Pitcher Partners' wrap up of issues impacting the markets over the last week.
News in Review
In an interview published by WSJ, President Trump indicated a softer position on a number of matters of interest to the market. The President said the US dollar was getting "too strong" (which he attributed to the confidence generated by his presidency), claimed that he does “not like a low interest rate policy" and that he has an open mind as to whether to renominate Janet Yellen for another term as Fed Chair.
Retail sales in the U.S. fell for the second consecutive month in March, which combined with a drop in consumer prices for the first time in over a year, suggests that the U.S. economy has lost some momentum through the first quarter of 2017. The decline was mainly attributed to weakness in the automobile sector.
Australia's unemployment rate remained steady at 5.9% in March, boosted by the creation of 60,900 jobs. Pleasingly, full-time jobs rose by 74,500 while part-time jobs fell by 13,600. The rise in full-time jobs was the largest back-to-back gain in 29 years and reflects the pickup in economic conditions over the past 6 months.
The Westpac-MI consumer confidence index fell 0.9% to 99.0 in April. While households’ assessment of current conditions rose, views regarding the economic outlook however were noticeably weaker. Furthermore, Australia’s NAB business survey recorded the strongest business conditions since the GFC, with the index rising 5 points to +14. An improved assessment of trading conditions was largely behind the increase whilst the employment index steady at +5.
Europe & the UK
Economic sentiment in Europe’s largest economy, Germany, strengthened to a 20-month high in April following robust growth figures from industrial production, the construction sector and retail sales from February.

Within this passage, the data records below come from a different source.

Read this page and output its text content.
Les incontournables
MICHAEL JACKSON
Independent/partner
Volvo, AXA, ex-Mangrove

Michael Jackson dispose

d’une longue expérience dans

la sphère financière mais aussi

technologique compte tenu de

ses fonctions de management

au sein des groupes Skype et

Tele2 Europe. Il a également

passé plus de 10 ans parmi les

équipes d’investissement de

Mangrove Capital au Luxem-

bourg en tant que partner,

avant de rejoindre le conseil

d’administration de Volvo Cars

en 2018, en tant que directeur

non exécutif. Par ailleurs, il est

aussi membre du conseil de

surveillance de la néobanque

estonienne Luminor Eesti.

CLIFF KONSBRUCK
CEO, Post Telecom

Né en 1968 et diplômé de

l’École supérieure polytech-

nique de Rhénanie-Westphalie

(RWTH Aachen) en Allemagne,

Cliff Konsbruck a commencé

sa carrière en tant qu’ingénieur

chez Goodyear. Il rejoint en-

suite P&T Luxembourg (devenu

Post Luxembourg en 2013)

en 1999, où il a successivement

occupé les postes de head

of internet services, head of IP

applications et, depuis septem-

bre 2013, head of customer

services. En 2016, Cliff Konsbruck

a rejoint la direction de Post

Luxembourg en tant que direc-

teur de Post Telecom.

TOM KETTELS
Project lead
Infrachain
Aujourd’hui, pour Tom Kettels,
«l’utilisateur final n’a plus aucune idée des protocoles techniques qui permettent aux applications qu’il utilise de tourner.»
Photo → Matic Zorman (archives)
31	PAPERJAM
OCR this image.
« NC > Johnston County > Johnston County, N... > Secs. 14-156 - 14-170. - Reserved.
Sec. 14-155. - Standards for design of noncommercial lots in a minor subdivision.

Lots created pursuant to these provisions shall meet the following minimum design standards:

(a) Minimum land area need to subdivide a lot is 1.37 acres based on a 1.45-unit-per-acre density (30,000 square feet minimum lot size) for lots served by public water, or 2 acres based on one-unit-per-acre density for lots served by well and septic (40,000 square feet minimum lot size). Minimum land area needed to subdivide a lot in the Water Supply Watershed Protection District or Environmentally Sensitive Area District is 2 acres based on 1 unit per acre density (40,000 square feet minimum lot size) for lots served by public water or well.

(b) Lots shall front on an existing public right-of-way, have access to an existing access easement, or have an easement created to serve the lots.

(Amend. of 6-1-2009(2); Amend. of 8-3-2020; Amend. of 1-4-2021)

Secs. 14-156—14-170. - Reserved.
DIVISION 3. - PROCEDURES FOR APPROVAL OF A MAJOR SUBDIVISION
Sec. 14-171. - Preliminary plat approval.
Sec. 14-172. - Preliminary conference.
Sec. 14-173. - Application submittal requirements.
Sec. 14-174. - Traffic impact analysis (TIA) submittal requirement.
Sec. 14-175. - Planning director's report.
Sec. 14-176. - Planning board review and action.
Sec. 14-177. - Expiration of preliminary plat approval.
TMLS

While China's steel industry has been a major driver of the world's second-largest economy in recent quarters, investors now fear that steel production may be significantly outweighing demand. This has led to producer price inflation cooling for the first time in seven months as iron ore and coal prices continue to tumble while steel inventory stockpiles rise to record levels.
GDP in the world’s second largest economy grew 6.9% YoY in Q1 of 2017, slightly ahead of market expectations for growth to remain stable at the 6.8% rate experienced in the fourth quarter of 2016. The rise in GDP was largely driven by the government infrastructure spending spree and a buoyant housing market that is showing signs of overheating.
Global markets remained in 'risk off' mode over the past week as geopolitical concerns in Syria and the Korean peninsula dominate news headlines, while the lead-up to the all-important French election and news of a bomb being dropped by the U.S. in eastern Afghanistan simmered in the background. The 'risk off' tone was particularly evident in strength in US treasuries (where 10-year yields fell 10 basis points to 2.23%), in credit markets where spreads across the key indices widened and in precious metals with the gold price approaching the $1,300 mark.
It is evident that investor’s appetite for risk is mainly being tested by increasingly aggressive behaviour shown by U.S. President Donald Trump and North Korean President Kim Jong-Un, with each volatile leader goading the other with incendiary statements and antagonistic displays of military might (including a failed missile launch by North Korea). With not much Australian economic data due over the next few days, geopolitical tensions are likely to be the main driver of the ASX200 in this shortened week.
The Week Ahead
US: Leading Indicators (MAR)
Australia: RBA April Rate Meeting Minutes
Europe: Markit Eurozone Composite PMI (APR)
UK: BOE's Carney Speaks at IIF in Washington
China: Retail Sales (YoY) (MAR)
Amaysim Australia Limited entered into a binding agreement to acquire 100% of Click Energy Group Holdings Pty Ltd (“Click”), an online pure-play energy retailer in Australia, on a cash-free and debt-free basis for a total consideration of $120 million, subject to purchase price adjustments at completion.
Telstra shares plunged to their lowest level in nearly five years after rival, TPG Telecom, announced it would spend around $1.9 billion on building a new 4G mobile phone network after winning a government tender. Vocus Group shares plunged more than 20% over the last week while shares of TPG are also down almost 18% as the increase in competition is expected to impact margins across the industry.
Major shareholders in BHP Billiton have urged the company to demerge its US oil assets to allow for operational improvements like South32, which has outperformed BHP since its demerger almost two years ago.